Our results showed that PDFF90 enabled separation of patients with and without fat metaplasia. Fat metaplasia can contribute to diagnosis [6, 7] and is also a prognostic factor, since patients with fat metaplasia are more likely to fuse their sacroiliac joints [29,28,31].

Interestingly, the 90th percentiles of ADC and PDFF yielded more accurate separation of inflamed and non-inflamed joints and joints with and without fat metaplasia compared with simple averages, although this difference did not reach statistical significance. This suggests that percentiles measuring the extremes of the distribution might be better ‘targeted’ to areas of oedema (for ADC) or fat metaplasia (for PDFF) than mean or median measurements, which may be ‘contaminated’ by non-inflamed or non-fatty sites, respectively, to a greater extent.

Importantly, the inter- and intra-observer variability for both ADC- and PDFF-based parameters was good or excellent. Inter-observer variability was excellent for visual scoring of bone marrow oedema, but substantially poorer for scoring of fat metaplasia. Given the known inconsistencies in radiologists’ interpretation in spondyloarthritis in clinical practice [14], a more consistent measurement could be a major advantage. However, formal studies are needed to assess repeatability and reproducibility across sites and MRI vendors.

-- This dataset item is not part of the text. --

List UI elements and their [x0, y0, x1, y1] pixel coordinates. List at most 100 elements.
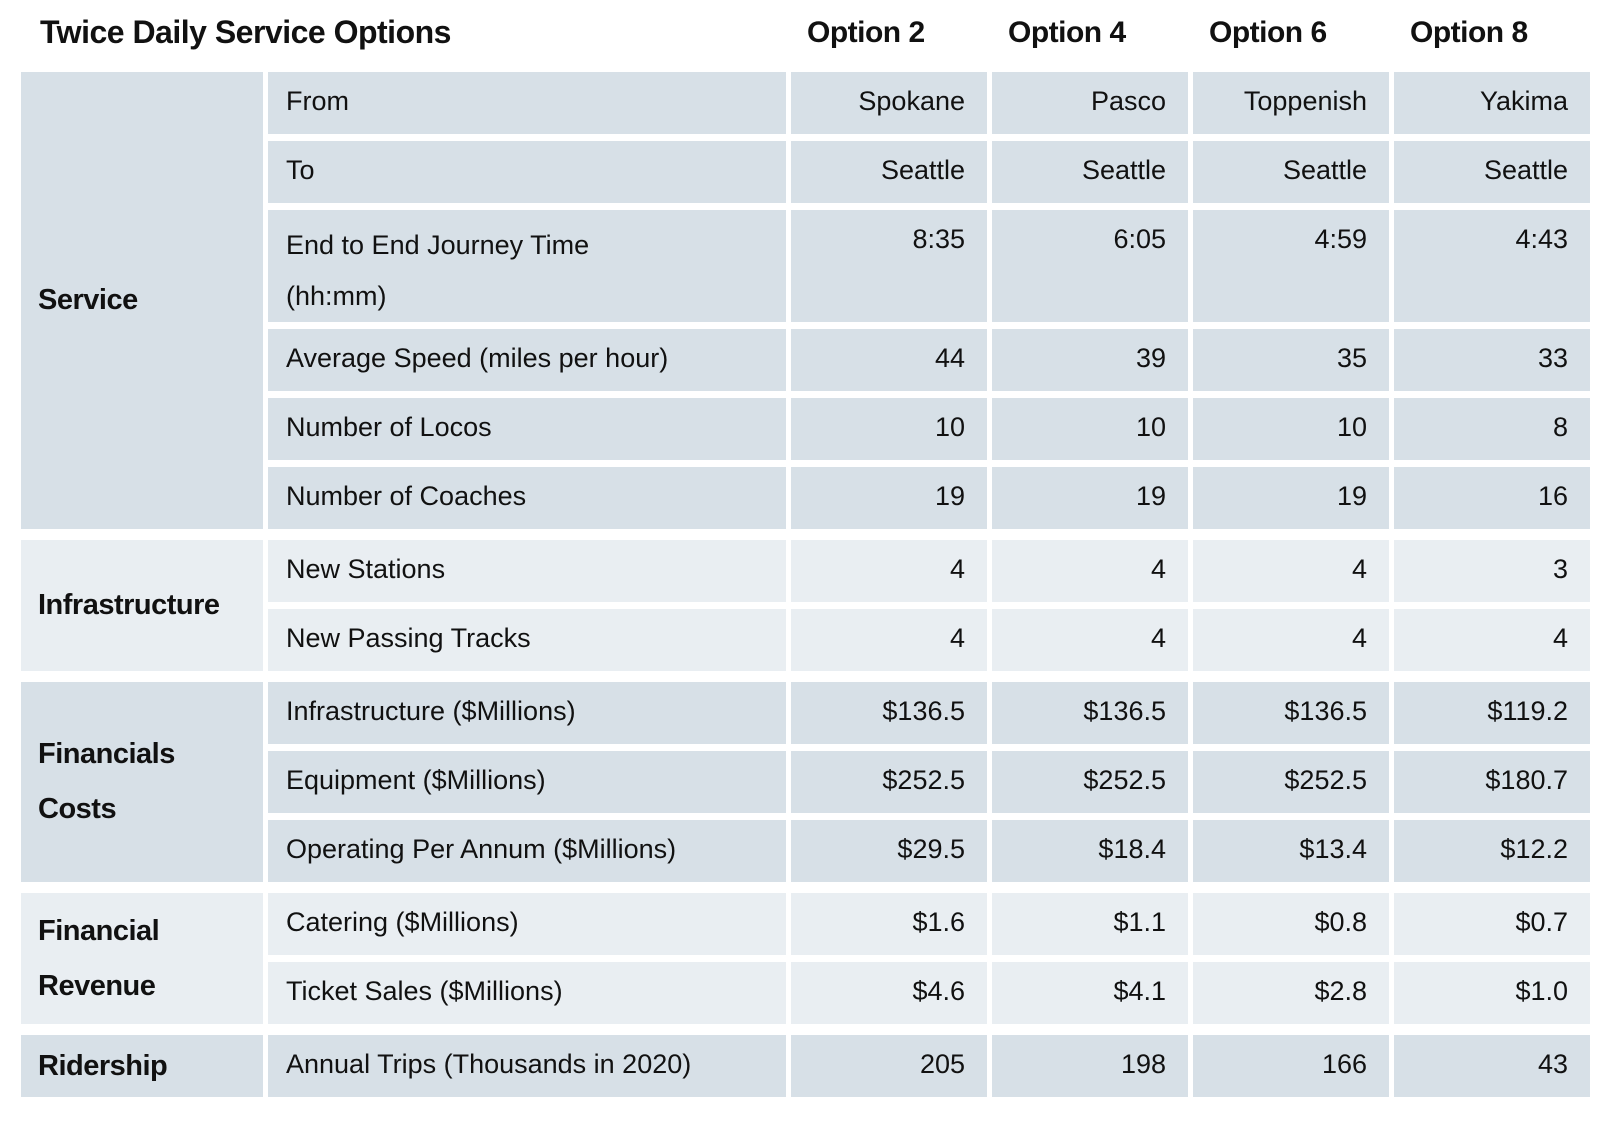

We did not find a strong relationship between inflammation on MRI and symptoms in this study, likely reflecting the complex and multidimensional nature of pain in SpA [32]. There was a negative relationship between the severity of fat metaplasia and symptom scores. This suggests that fat metaplasia, a post-inflammatory phenomenon [30, 33], is more common in patients already on treatment with well-controlled symptoms.

A strength of our study is that the control subjects (i.e. those without inflammation) were patients where MRI was clinically indicated and thus likely to have either biomechanical back pain or quiescent inflammatory arthritis. Consequently, the reported statistics for separating patients with and without inflammation are likely to be realistic in a real-world clinical setting (this point is emphasised in the QUADAS-2 quality criteria [34]). By contrast, the use of healthy controls can artificially inflate sensitivity and specificity statistics and give a misleading impression of diagnostic performance. An additional strength is that the histographic parameters used are relatively simple and likely to offer superior performance to more complex metrics based on maximum likelihood estimation. Nonetheless, future work could explore the use of more complex analysis methods, such as Gaussian mixture modeling, to identify discrete subpopulations of pixels within the ROI.

A limitation of this study is that the diagnostic performance reported is not likely to be sufficient for the current use in clinical practice. This may be partially due to the variations in the composition of normal marrow in young patients, where the marrow may be partially ossified and contains varying proportions of water and fat. This factor may bias ADC and PDFF measurements and could have weakened the separation of inflamed and non-inflamed patients. In the future, the BEACH tool could be extended to isolate ossified bone, potentially improving performance. Similarly, the proportion of red and yellow marrow in ossified bone may vary between individuals. The use of variable thresholds depending on the composition of the normal ‘background’ marrow might help to improve the technique for detecting inflammation. ADC measurements can also suffer from poor reproducibility across sites, partly due to the difficulty of achieving high-quality fat suppression [19]. A final limitation is that the proposed tool is only partially automated; further methodological development is required to achieve full automation.

In conclusion, we describe a method for quantifying bone marrow oedema and fat metaplasia in patients with SpA, based on histographic analysis. ADC-based parameters can objectively differentiate patients with bone marrow oedema from those without, whilst PDFF-based parameters can differentiate patients with fat metaplasia from those without. Histographic analysis might improve performance compared with simple averages such as the mean and median and offers excellent agreement within and between observers.